When Donald Trump talks about making America great again, it is that spirit of Ali he is trying in vain to invoke.

When we think of America’s greatness and influence in the modern era the truth is that, for most of us, it is not about politics in the convention­al sense. It is about spirit and stories and icons. The tragedy of Marilyn, the eternal youth of James Dean, the wonder but the injustice of Elvis’s music, career and life.

It was through these icons that modern America colonised the western world. These are the ones who transcend their flawed humanity, whose very image comes to mean more than they ever did. They are grabbed by Warhol, or whoever, and made immortal. Shepard Fairey’s ‘Hope’ poster of Obama will probably outlive our memories of Obama’s own flawed, merely human self.

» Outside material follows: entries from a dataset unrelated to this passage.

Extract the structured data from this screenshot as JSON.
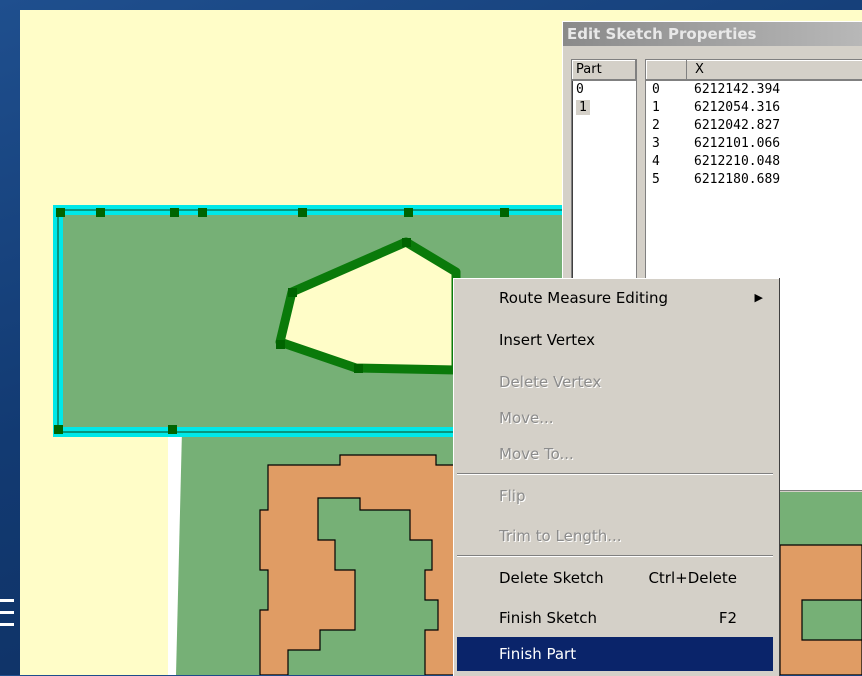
{
  "dialog": {
    "title": "Edit Sketch Properties",
    "part_header": "Part",
    "parts": [
      "0",
      "1"
    ],
    "selected_part": "1",
    "columns": [
      "",
      "X"
    ],
    "points": [
      {
        "index": "0",
        "x": "6212142.394"
      },
      {
        "index": "1",
        "x": "6212054.316"
      },
      {
        "index": "2",
        "x": "6212042.827"
      },
      {
        "index": "3",
        "x": "6212101.066"
      },
      {
        "index": "4",
        "x": "6212210.048"
      },
      {
        "index": "5",
        "x": "6212180.689"
      }
    ]
  },
  "context_menu": {
    "items": [
      {
        "label": "Route Measure Editing",
        "enabled": true,
        "submenu": true
      },
      {
        "label": "Insert Vertex",
        "enabled": true
      },
      {
        "label": "Delete Vertex",
        "enabled": false
      },
      {
        "label": "Move...",
        "enabled": false
      },
      {
        "label": "Move To...",
        "enabled": false
      },
      {
        "label": "Flip",
        "enabled": false
      },
      {
        "label": "Trim to Length...",
        "enabled": false
      },
      {
        "label": "Delete Sketch",
        "shortcut": "Ctrl+Delete",
        "enabled": true
      },
      {
        "label": "Finish Sketch",
        "shortcut": "F2",
        "enabled": true
      },
      {
        "label": "Finish Part",
        "enabled": true,
        "highlighted": true
      }
    ]
  },
  "colors": {
    "map_background": "#fffdc8",
    "polygon_fill": "#76b076",
    "parcel_fill": "#e09c64",
    "sketch_outline": "#00e8e8",
    "vertex": "#006400",
    "menu_highlight": "#0a246a"
  }
}
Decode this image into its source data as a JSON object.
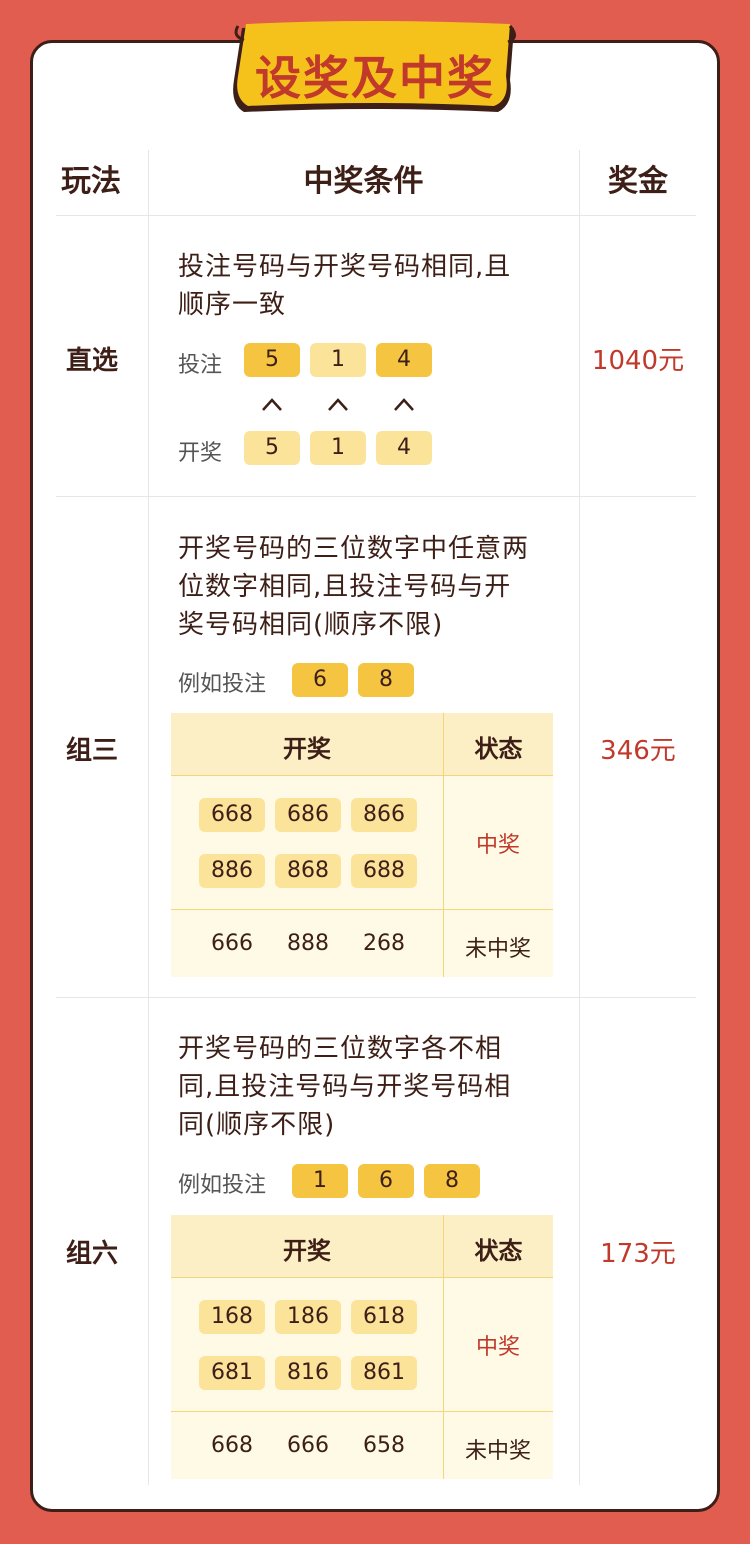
{
  "title": "设奖及中奖",
  "headers": {
    "play": "玩法",
    "condition": "中奖条件",
    "prize": "奖金"
  },
  "zhixuan": {
    "name": "直选",
    "desc": [
      "投注号码与开奖号码相同,且",
      "顺序一致"
    ],
    "bet_label": "投注",
    "bet_numbers": [
      "5",
      "1",
      "4"
    ],
    "draw_label": "开奖",
    "draw_numbers": [
      "5",
      "1",
      "4"
    ],
    "prize": "1040元"
  },
  "zusan": {
    "name": "组三",
    "desc": [
      "开奖号码的三位数字中任意两",
      "位数字相同,且投注号码与开",
      "奖号码相同(顺序不限)"
    ],
    "example_label": "例如投注",
    "example_numbers": [
      "6",
      "8"
    ],
    "table_head": {
      "draw": "开奖",
      "status": "状态"
    },
    "win_numbers": [
      "668",
      "686",
      "866",
      "886",
      "868",
      "688"
    ],
    "win_status": "中奖",
    "lose_numbers": [
      "666",
      "888",
      "268"
    ],
    "lose_status": "未中奖",
    "prize": "346元"
  },
  "zuliu": {
    "name": "组六",
    "desc": [
      "开奖号码的三位数字各不相",
      "同,且投注号码与开奖号码相",
      "同(顺序不限)"
    ],
    "example_label": "例如投注",
    "example_numbers": [
      "1",
      "6",
      "8"
    ],
    "table_head": {
      "draw": "开奖",
      "status": "状态"
    },
    "win_numbers": [
      "168",
      "186",
      "618",
      "681",
      "816",
      "861"
    ],
    "win_status": "中奖",
    "lose_numbers": [
      "668",
      "666",
      "658"
    ],
    "lose_status": "未中奖",
    "prize": "173元"
  },
  "colors": {
    "background": "#e05d4f",
    "accent": "#c0392b",
    "ball": "#f5c542",
    "ball_light": "#fbe39a",
    "banner": "#f5c21b"
  }
}
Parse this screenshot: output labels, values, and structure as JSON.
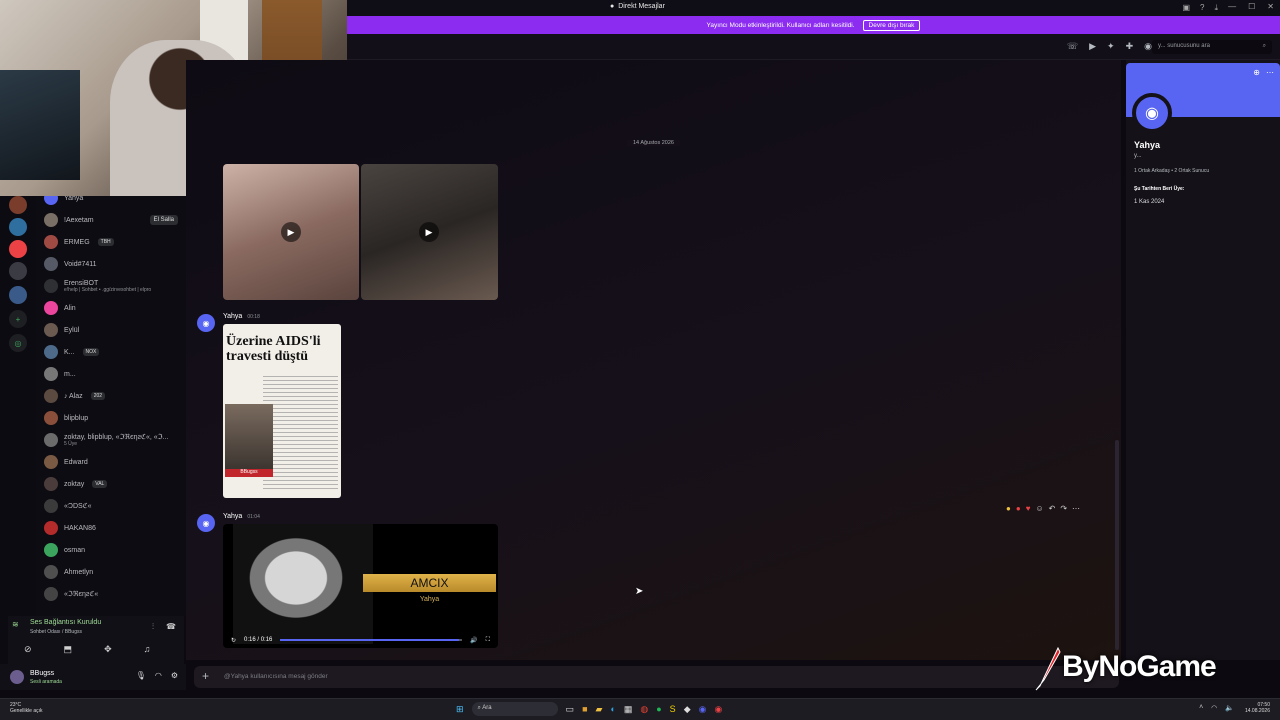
{
  "window": {
    "title": "Direkt Mesajlar"
  },
  "banner": {
    "text": "Yayıncı Modu etkinleştirildi. Kullanıcı adları kesitildi.",
    "button": "Devre dışı bırak"
  },
  "toolbar": {
    "search_placeholder": "y... sunucusunu ara"
  },
  "dm_list": [
    {
      "name": "Yahya",
      "sub": "",
      "badge": "",
      "status": "",
      "color": "#5865f2"
    },
    {
      "name": "!Aexetam",
      "sub": "",
      "badge": "",
      "status": "El Salla",
      "color": "#7a6f66"
    },
    {
      "name": "ERMEG",
      "sub": "",
      "badge": "TBH",
      "status": "",
      "color": "#a04a44"
    },
    {
      "name": "Void#7411",
      "sub": "",
      "badge": "",
      "status": "",
      "color": "#555a66"
    },
    {
      "name": "ErensiBOT",
      "sub": "e!help | Sohbet • .gg/zirvesohbet | elpro",
      "badge": "",
      "status": "",
      "color": "#2e3033"
    },
    {
      "name": "Alin",
      "sub": "",
      "badge": "",
      "status": "",
      "color": "#eb459e"
    },
    {
      "name": "Eylül",
      "sub": "",
      "badge": "",
      "status": "",
      "color": "#6a5a50"
    },
    {
      "name": "K...",
      "sub": "",
      "badge": "NOX",
      "status": "",
      "color": "#4d6a8a"
    },
    {
      "name": "m...",
      "sub": "",
      "badge": "",
      "status": "",
      "color": "#777"
    },
    {
      "name": "♪ Alaz",
      "sub": "",
      "badge": "202",
      "status": "",
      "color": "#5b4a3f"
    },
    {
      "name": "blipblup",
      "sub": "",
      "badge": "",
      "status": "",
      "color": "#8a4f3a"
    },
    {
      "name": "zoktay, blipblup, «ℑℜєηƨℭ«, «ℑ...",
      "sub": "5 Üye",
      "badge": "",
      "status": "",
      "color": "#6b6b6b"
    },
    {
      "name": "Edward",
      "sub": "",
      "badge": "",
      "status": "",
      "color": "#7b5a44"
    },
    {
      "name": "zoktay",
      "sub": "",
      "badge": "VAL",
      "status": "",
      "color": "#4a3c3a"
    },
    {
      "name": "«ϽDSℭ«",
      "sub": "",
      "badge": "",
      "status": "",
      "color": "#3b3b3b"
    },
    {
      "name": "HAKAN86",
      "sub": "",
      "badge": "",
      "status": "",
      "color": "#b32b2b"
    },
    {
      "name": "osman",
      "sub": "",
      "badge": "",
      "status": "",
      "color": "#3ba55d"
    },
    {
      "name": "Ahmetlyn",
      "sub": "",
      "badge": "",
      "status": "",
      "color": "#4f4f4f"
    },
    {
      "name": "«ℑℜєηƨℭ«",
      "sub": "",
      "badge": "",
      "status": "",
      "color": "#444"
    }
  ],
  "voice": {
    "title": "Ses Bağlantısı Kuruldu",
    "sub": "Sohbet Odası / BBugss"
  },
  "user": {
    "name": "BBugss",
    "status": "Sesli aramada"
  },
  "chat": {
    "date": "14 Ağustos 2026",
    "messages": [
      {
        "author": "Yahya",
        "time": "00:18"
      },
      {
        "author": "Yahya",
        "time": "01:04"
      }
    ],
    "newspaper_headline": "Üzerine AIDS'li travesti düştü",
    "newspaper_caption": "BBugss",
    "video_plate": "AMCIX",
    "video_plate_sub": "Yahya",
    "video_time": "0:16 / 0:16",
    "video_progress": 0.98,
    "composer_placeholder": "@Yahya kullanıcısına mesaj gönder"
  },
  "profile": {
    "name": "Yahya",
    "tag": "y...",
    "mutual": "1 Ortak Arkadaş • 2 Ortak Sunucu",
    "since_label": "Şu Tarihten Beri Üye:",
    "since": "1 Kas 2024"
  },
  "watermark": {
    "text": "ByNoGame"
  },
  "taskbar": {
    "weather_temp": "23°C",
    "weather_desc": "Genellikle açık",
    "search": "Ara",
    "time": "07:50",
    "date": "14.08.2026"
  },
  "colors": {
    "accent": "#5865f2",
    "banner": "#8b2cf0",
    "online": "#9fdc96"
  }
}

As Elvis showed us, it’s hard to be a human being, still alive, trapped in the cage of being an icon, a living myth, when underneath it all you are only human like the rest of us. Ali, despite his sad disintegra­tion, allowed himself to be a living myth, allowed himself to be a symbol for people, and he did it with his customary grace and magnetism.

Parkinson’s may have dimmed the light of his mind and his body, but it did nothing to diminish his spirit. Now he is free at last — it took his life, it could not take his pride.